As Rachel explained in detail last night, the prospect of U.S. military intervention in Syria appears increasingly likely, a development that has not escaped Congress’ attention. House Speaker John Boehner’s (R-Ohio) office published a statement yesterday that struck an interesting note.
“The president is commander-in-chief. With that power comes obligations. One, of course, is to consult with Congress on the options he sees as a viable response. This consultation has not yet taken place, but it is an essential part of the process. And meaningful consultation should happen before any military action is taken.”
For those keeping score, there are four sentences in that paragraph, and three of them feature some variation on the word “consult.”
And the reason this struck me as interesting is that the House Speaker is setting the checks-and-balances bar awfully low – Boehner doesn’t expect Congress to have any say in whether the United States takes military action in Syria, and he apparently doesn’t even intend to have any kind of vote on a congressional resolution on the use of force.
Rather, the Speaker just wants to be kept in the loop. Boehner apparently will be satisfied if the White House picks up the phone and keeps congressional leaders apprised of what the president chooses to do.
In other words, “consult” is weak, in a vague sort of way. If the president “consults” with congressional leaders and lawmakers urge Obama not to intervene in Syria at all, it’s apparently within the president’s power to say, “That’s nice, but Congress isn’t especially relevant in this.” By Boehner’s reasoning, this is fine – it checks the “consultation” box – and the president can go ahead and use force as he deems appropriate.
Boehner’s statement yesterday added, “[I]f he chooses to act, the president must explain his decision.” That’s it? That’s what the Speaker expects about the use of military force abroad? Boehner is surprisingly easy to please – once a presidential conversation and explanation are out of the way, Obama can launch military strikes without Congress doing much of anything, this according to the Speaker of the House.
I seem to recall reading a book not too long ago suggesting a more responsible course.
That said, if Boehner were willing to bring the matter to the floor for a vote, I wonder what the outcome might be.

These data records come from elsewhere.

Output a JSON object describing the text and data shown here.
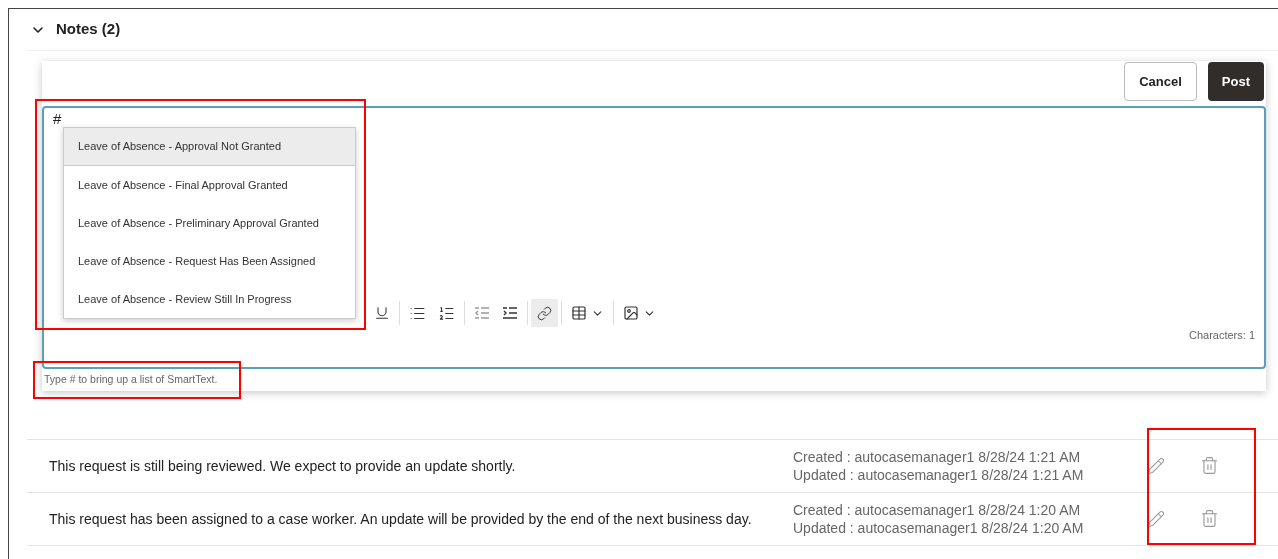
{
  "section": {
    "title": "Notes (2)",
    "expanded": true
  },
  "editor": {
    "buttons": [
      {
        "label": "Cancel",
        "kind": "secondary"
      },
      {
        "label": "Post",
        "kind": "primary"
      }
    ],
    "value": "#",
    "toolbar": [
      {
        "kind": "underline",
        "active": false,
        "has_menu": false
      },
      {
        "kind": "bullet-list",
        "active": false,
        "has_menu": false
      },
      {
        "kind": "numbered-list",
        "active": false,
        "has_menu": false
      },
      {
        "kind": "outdent",
        "active": false,
        "has_menu": false
      },
      {
        "kind": "indent",
        "active": false,
        "has_menu": false
      },
      {
        "kind": "link",
        "active": true,
        "has_menu": false
      },
      {
        "kind": "table",
        "active": false,
        "has_menu": true
      },
      {
        "kind": "image",
        "active": false,
        "has_menu": true
      }
    ],
    "character_count": "Characters: 1",
    "hint": "Type # to bring up a list of SmartText."
  },
  "smarttext_menu": [
    {
      "label": "Leave of Absence - Approval Not Granted",
      "selected": true
    },
    {
      "label": "Leave of Absence - Final Approval Granted",
      "selected": false
    },
    {
      "label": "Leave of Absence - Preliminary Approval Granted",
      "selected": false
    },
    {
      "label": "Leave of Absence - Request Has Been Assigned",
      "selected": false
    },
    {
      "label": "Leave of Absence - Review Still In Progress",
      "selected": false
    }
  ],
  "notes": [
    {
      "text": "This request is still being reviewed. We expect to provide an update shortly.",
      "created": "Created : autocasemanager1 8/28/24 1:21 AM",
      "updated": "Updated : autocasemanager1 8/28/24 1:21 AM"
    },
    {
      "text": "This request has been assigned to a case worker. An update will be provided by the end of the next business day.",
      "created": "Created : autocasemanager1 8/28/24 1:20 AM",
      "updated": "Updated : autocasemanager1 8/28/24 1:20 AM"
    }
  ]
}
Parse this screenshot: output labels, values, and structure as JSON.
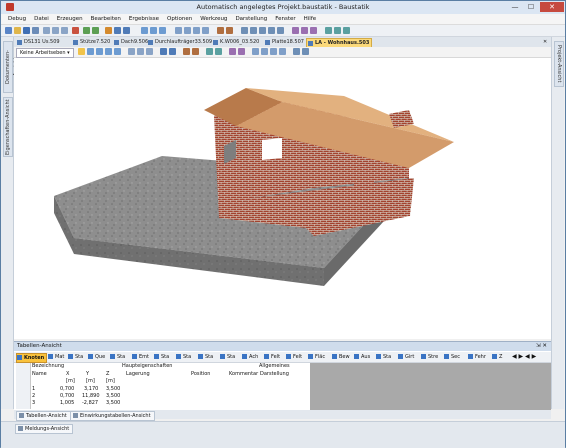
{
  "window": {
    "title": "Automatisch angelegtes Projekt.baustatik - Baustatik",
    "minimize": "—",
    "maximize": "☐",
    "close": "✕"
  },
  "menu": [
    "Debug",
    "Datei",
    "Erzeugen",
    "Bearbeiten",
    "Ergebnisse",
    "Optionen",
    "Werkzeug",
    "Darstellung",
    "Fenster",
    "Hilfe"
  ],
  "left_tabs": [
    "Dokumenten-Ansicht",
    "Eigenschaften-Ansicht"
  ],
  "right_tabs": [
    "Projekt-Ansicht"
  ],
  "doc_tabs": [
    "DS131 Us.509",
    "Stütze7.520",
    "Dach9.506",
    "Durchlaufträger33.509",
    "K.W006_03.520",
    "Platte18.507",
    "LA - Wohnhaus.503"
  ],
  "view": {
    "layer_combo": "Keine Arbeitseben ▾"
  },
  "panel": {
    "title": "Tabellen-Ansicht",
    "pin": "⇲ ✕",
    "tabs": [
      "Knoten",
      "Mat",
      "Sta",
      "Que",
      "Sta",
      "Emt",
      "Sta",
      "Sta",
      "Sta",
      "Sta",
      "Ach",
      "Felt",
      "Felt",
      "Fläc",
      "Bew",
      "Aus",
      "Sta",
      "Girt",
      "Stre",
      "Sec",
      "Fehr",
      "Z"
    ],
    "group_headers": [
      "Haupteigenschaften",
      "Allgemeines"
    ],
    "columns": [
      "Bezeichnung",
      "Name",
      "X",
      "Y",
      "Z",
      "Lagerung",
      "Position",
      "Kommentar",
      "Darstellung"
    ],
    "units": [
      "[m]",
      "[m]",
      "[m]"
    ],
    "rows": [
      {
        "name": "1",
        "x": "0,700",
        "y": "3,170",
        "z": "3,500"
      },
      {
        "name": "2",
        "x": "0,700",
        "y": "11,890",
        "z": "3,500"
      },
      {
        "name": "3",
        "x": "1,005",
        "y": "-2,827",
        "z": "3,500"
      }
    ]
  },
  "bottom_tabs": [
    "Tabellen-Ansicht",
    "Einwirkungstabellen-Ansicht"
  ],
  "status_tabs": [
    "Meldungs-Ansicht"
  ],
  "colors": {
    "accent": "#f9c23c",
    "title_bg": "#dbe6f3",
    "roof": "#d39b6b",
    "brick": "#a3432f",
    "concrete": "#8b8b8b"
  }
}
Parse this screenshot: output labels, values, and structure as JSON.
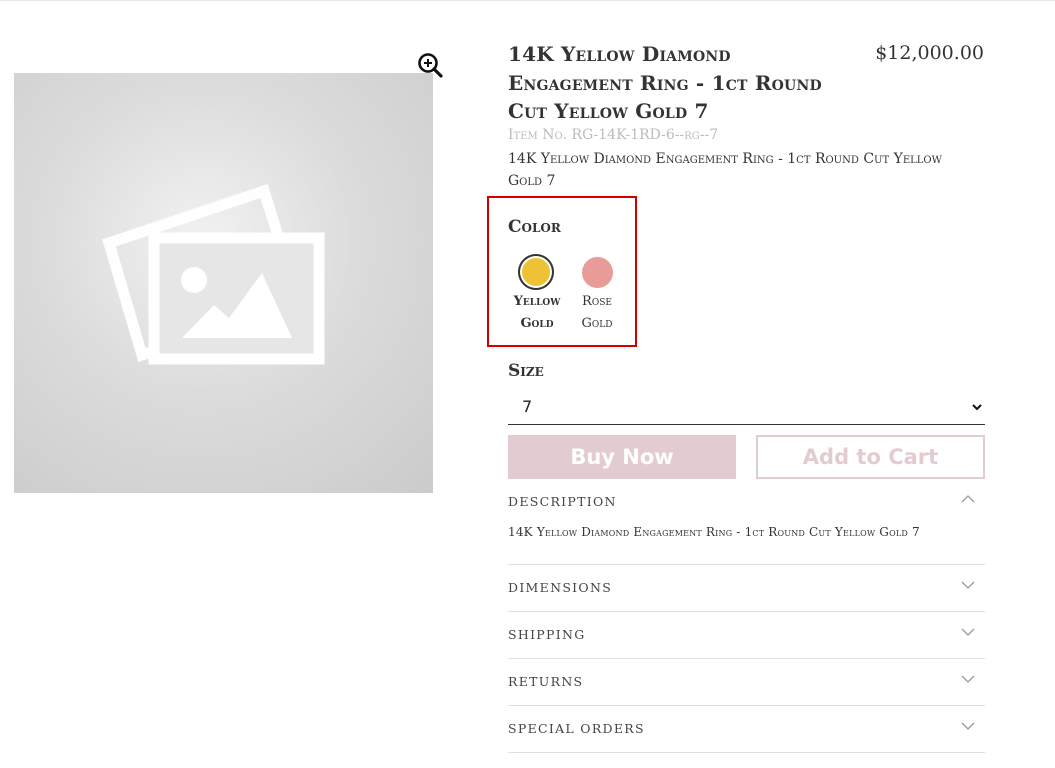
{
  "product": {
    "title": "14K Yellow Diamond Engagement Ring - 1ct Round Cut Yellow Gold 7",
    "price": "$12,000.00",
    "sku": "Item No. RG-14K-1RD-6--rg--7",
    "short_description": "14K Yellow Diamond Engagement Ring - 1ct Round Cut Yellow Gold 7",
    "image_icon": "image-placeholder-icon"
  },
  "color": {
    "label": "Color",
    "options": [
      {
        "name": "Yellow Gold",
        "hex": "#efc236",
        "selected": true
      },
      {
        "name": "Rose Gold",
        "hex": "#e99b98",
        "selected": false
      }
    ]
  },
  "size": {
    "label": "Size",
    "selected": "7"
  },
  "buttons": {
    "buy_now": "Buy Now",
    "add_to_cart": "Add to Cart"
  },
  "accordion": [
    {
      "label": "Description",
      "open": true,
      "content": "14K Yellow Diamond Engagement Ring - 1ct Round Cut Yellow Gold 7"
    },
    {
      "label": "Dimensions",
      "open": false
    },
    {
      "label": "Shipping",
      "open": false
    },
    {
      "label": "Returns",
      "open": false
    },
    {
      "label": "Special Orders",
      "open": false
    }
  ],
  "colors": {
    "highlight_border": "#d40000",
    "button_accent": "#e2ccd0"
  }
}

Despite mounting evidence that President Bashar Assad used chemical weapons on his people, many members of Congress still don’t see a role for the United States military in Syria.
A raft of Republican and Democratic lawmakers – including those directly involved in intelligence oversight – think the U.S. would be wise to take a pass on military intervention in the war-torn country.
Their line of thinking goes like this: Sending in U.S. troops now is too late, too dangerous, too pricey and not guaranteed to be successful. And a bombing campaign won’t do enough. There’s also the fear that the U.S. does not know who would lead Syria if Assad falls.
This is not to say congressional opinion is one-sided – many lawmakers support intervention, others are furious that military strikes haven’t already happened – but if Congress were to consider authorizing the use of force, it’s not entirely clear the administration would get it.
We probably won’t find out, though, because Boehner only expects a consultation.